Lovelock by Orson Scott Card

Lovelock by Orson Scott Card

Author:Orson Scott Card
Language: eng
Format: epub
Publisher: Tom Doherty Associates
Published: 1994-12-29T16:00:00+00:00


CHAPTER SEVEN

REBELLION

Pink and I might have been the only slaves in our household, since we had been purchased, but that did not mean that everyone else was free. During the weeks that I struggled to break the shackles of my conditioning, others, too, found that our new life on the Ark might provide an opportunity to slip out of bondage. We were no longer in the same society that we had lived in before, and therefore we could no longer fill the same roles. What had been bearable before might be unbearable now.

I had only been at the business of climbing the walls for a few days when I was startled out of my exhausted sleep one morning by Emmy’s shrieking. “Bees!” she cried. “Bees! Bees!”

I had visions of a swarm of Africanized bees stinging her to death, which did not seem an unmitigated tragedy. But the quiet reaction of the adults told me that it was no emergency. I got up and loped into the kitchen, where Emmy was jumping up and down in front of the household computer. Sure enough, there were bees pictured on the screen. It was a little animation program, apparently sent to our house over the network. A sort of message.

And not a very subtle one, either.
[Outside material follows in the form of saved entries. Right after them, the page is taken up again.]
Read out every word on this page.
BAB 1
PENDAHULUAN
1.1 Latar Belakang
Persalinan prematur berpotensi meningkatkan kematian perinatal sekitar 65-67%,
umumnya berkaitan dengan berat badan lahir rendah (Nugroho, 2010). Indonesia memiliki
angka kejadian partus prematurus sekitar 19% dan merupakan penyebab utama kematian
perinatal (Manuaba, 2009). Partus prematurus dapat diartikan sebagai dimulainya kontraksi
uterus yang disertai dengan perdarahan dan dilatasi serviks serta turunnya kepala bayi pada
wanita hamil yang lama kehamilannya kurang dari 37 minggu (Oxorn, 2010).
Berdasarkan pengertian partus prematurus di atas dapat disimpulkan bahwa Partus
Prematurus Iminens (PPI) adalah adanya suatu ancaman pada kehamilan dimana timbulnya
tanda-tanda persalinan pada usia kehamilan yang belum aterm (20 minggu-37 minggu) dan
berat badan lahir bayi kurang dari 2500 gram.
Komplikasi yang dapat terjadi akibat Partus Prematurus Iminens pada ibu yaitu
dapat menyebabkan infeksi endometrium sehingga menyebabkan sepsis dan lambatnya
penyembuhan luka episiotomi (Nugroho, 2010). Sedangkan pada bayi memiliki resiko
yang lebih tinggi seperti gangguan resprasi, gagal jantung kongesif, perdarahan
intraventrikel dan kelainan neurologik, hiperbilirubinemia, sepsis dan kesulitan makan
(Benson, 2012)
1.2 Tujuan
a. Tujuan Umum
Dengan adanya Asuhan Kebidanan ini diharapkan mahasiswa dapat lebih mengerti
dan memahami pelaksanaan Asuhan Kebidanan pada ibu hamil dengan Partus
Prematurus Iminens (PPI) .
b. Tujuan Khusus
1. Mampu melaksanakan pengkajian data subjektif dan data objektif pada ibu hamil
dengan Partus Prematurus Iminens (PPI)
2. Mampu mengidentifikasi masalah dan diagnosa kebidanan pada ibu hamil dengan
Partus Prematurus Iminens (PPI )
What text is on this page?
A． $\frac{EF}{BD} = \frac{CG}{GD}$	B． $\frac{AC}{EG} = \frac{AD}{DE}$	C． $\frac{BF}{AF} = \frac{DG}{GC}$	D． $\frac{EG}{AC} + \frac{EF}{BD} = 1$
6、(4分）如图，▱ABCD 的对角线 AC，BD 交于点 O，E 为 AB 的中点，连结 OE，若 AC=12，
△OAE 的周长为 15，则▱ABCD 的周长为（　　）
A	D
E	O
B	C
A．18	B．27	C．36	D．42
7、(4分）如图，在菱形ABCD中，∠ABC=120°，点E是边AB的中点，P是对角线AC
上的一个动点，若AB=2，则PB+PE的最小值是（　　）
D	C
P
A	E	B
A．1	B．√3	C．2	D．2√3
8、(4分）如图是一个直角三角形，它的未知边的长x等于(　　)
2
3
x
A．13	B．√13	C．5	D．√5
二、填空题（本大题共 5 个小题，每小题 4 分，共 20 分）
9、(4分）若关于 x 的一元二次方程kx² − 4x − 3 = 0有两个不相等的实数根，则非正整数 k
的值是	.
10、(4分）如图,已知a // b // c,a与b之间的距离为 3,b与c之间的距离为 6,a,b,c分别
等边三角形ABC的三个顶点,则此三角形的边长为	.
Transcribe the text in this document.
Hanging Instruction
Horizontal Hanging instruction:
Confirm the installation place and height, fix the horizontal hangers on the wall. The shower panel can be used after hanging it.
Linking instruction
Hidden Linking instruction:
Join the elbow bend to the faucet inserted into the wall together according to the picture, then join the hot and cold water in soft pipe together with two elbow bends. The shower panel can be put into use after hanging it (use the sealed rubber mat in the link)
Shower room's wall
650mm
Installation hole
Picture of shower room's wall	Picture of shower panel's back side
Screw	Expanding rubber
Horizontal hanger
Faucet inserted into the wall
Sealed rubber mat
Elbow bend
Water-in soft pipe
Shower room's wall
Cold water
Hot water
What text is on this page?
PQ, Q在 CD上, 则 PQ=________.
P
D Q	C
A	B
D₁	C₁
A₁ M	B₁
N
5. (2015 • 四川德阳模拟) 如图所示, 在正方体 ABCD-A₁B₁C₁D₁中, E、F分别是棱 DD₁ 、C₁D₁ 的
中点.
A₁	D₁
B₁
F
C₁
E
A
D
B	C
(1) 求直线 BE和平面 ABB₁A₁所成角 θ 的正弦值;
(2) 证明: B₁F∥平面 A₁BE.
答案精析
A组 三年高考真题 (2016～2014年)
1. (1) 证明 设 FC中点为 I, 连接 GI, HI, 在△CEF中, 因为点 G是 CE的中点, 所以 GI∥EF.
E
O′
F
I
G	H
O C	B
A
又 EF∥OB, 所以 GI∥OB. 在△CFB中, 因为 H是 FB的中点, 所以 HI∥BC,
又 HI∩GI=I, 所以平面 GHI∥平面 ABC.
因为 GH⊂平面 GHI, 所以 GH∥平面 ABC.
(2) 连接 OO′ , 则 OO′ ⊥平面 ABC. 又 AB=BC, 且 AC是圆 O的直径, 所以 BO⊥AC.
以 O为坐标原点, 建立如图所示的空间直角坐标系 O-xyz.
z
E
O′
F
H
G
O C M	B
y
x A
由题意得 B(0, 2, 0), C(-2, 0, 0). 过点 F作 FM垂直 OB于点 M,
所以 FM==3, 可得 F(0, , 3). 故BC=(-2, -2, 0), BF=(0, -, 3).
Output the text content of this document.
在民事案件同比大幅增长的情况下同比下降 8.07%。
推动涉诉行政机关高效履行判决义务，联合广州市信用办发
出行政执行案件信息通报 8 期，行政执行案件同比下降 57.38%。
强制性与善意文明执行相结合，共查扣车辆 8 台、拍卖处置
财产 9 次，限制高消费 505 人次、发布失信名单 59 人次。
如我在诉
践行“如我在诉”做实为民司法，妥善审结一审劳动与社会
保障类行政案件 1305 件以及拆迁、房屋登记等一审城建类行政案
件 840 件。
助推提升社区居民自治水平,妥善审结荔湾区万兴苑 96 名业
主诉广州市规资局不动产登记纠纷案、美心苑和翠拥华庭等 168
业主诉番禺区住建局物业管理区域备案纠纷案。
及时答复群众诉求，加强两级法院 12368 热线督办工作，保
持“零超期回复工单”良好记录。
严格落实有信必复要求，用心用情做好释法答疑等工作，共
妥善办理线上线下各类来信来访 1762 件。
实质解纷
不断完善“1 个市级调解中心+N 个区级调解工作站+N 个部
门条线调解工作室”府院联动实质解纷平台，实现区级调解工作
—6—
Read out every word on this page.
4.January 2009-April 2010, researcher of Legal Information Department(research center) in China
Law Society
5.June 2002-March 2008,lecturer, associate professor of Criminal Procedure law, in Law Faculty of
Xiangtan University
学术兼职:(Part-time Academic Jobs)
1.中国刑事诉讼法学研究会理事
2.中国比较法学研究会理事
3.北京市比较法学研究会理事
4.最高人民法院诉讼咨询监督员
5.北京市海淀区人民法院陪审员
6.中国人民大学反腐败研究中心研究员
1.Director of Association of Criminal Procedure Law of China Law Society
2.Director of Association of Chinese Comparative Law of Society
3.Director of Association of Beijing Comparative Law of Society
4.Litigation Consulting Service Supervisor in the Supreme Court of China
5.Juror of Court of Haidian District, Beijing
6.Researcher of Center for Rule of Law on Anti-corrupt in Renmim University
When I arrived, Red and Pink were already in the kitchen with Emmy and Lydia, and soon Carol Jeanne, Mamie, and Stef emerged from the back of the house to see what was going on. The animation was simple enough. A flower appeared somewhere on the screen. Worker bees discovered it, swarmed over it, and then flew back to the hive. On top of the hive were two sleeping bees. The workers came and deposited their honey inside the hive. As if it were a translucent tank, we could see the hive filling up with honey. Then the worker bees flew off. Immediately the two sleeping bees woke up, flew to the hive entrance, and drank the honey until the hive was empty again. Then the hive sank out of sight and a new flower appeared.

After about three flowers, however, there was a change. When the workers came back to find the hive empty again, they picked up the two sleeping bees, carried them off, and dropped them in front of a giant human shoe, which came down hard and squished them. As the workers flew back to the hive, buzzing happily, a message crawled along the bottom of the screen: “Drones are thieves, but they can’t steal the workers’ honey forever.”

“Where did you get this silly program, Red?” asked Mamie.

“It isn’t a program,” said Red. “It’s a message.”

“You mean somebody sent this to us?” said Mamie. “But they didn’t even sign it. What does it mean?”

Could she really have been so oblivious? I think she expected everyone to protect her from the nastiness of the message, so that she didn’t have to admit that she understood.

Stef answered her, and his voice was not nice. “This message is from one of our neighbors,” he said.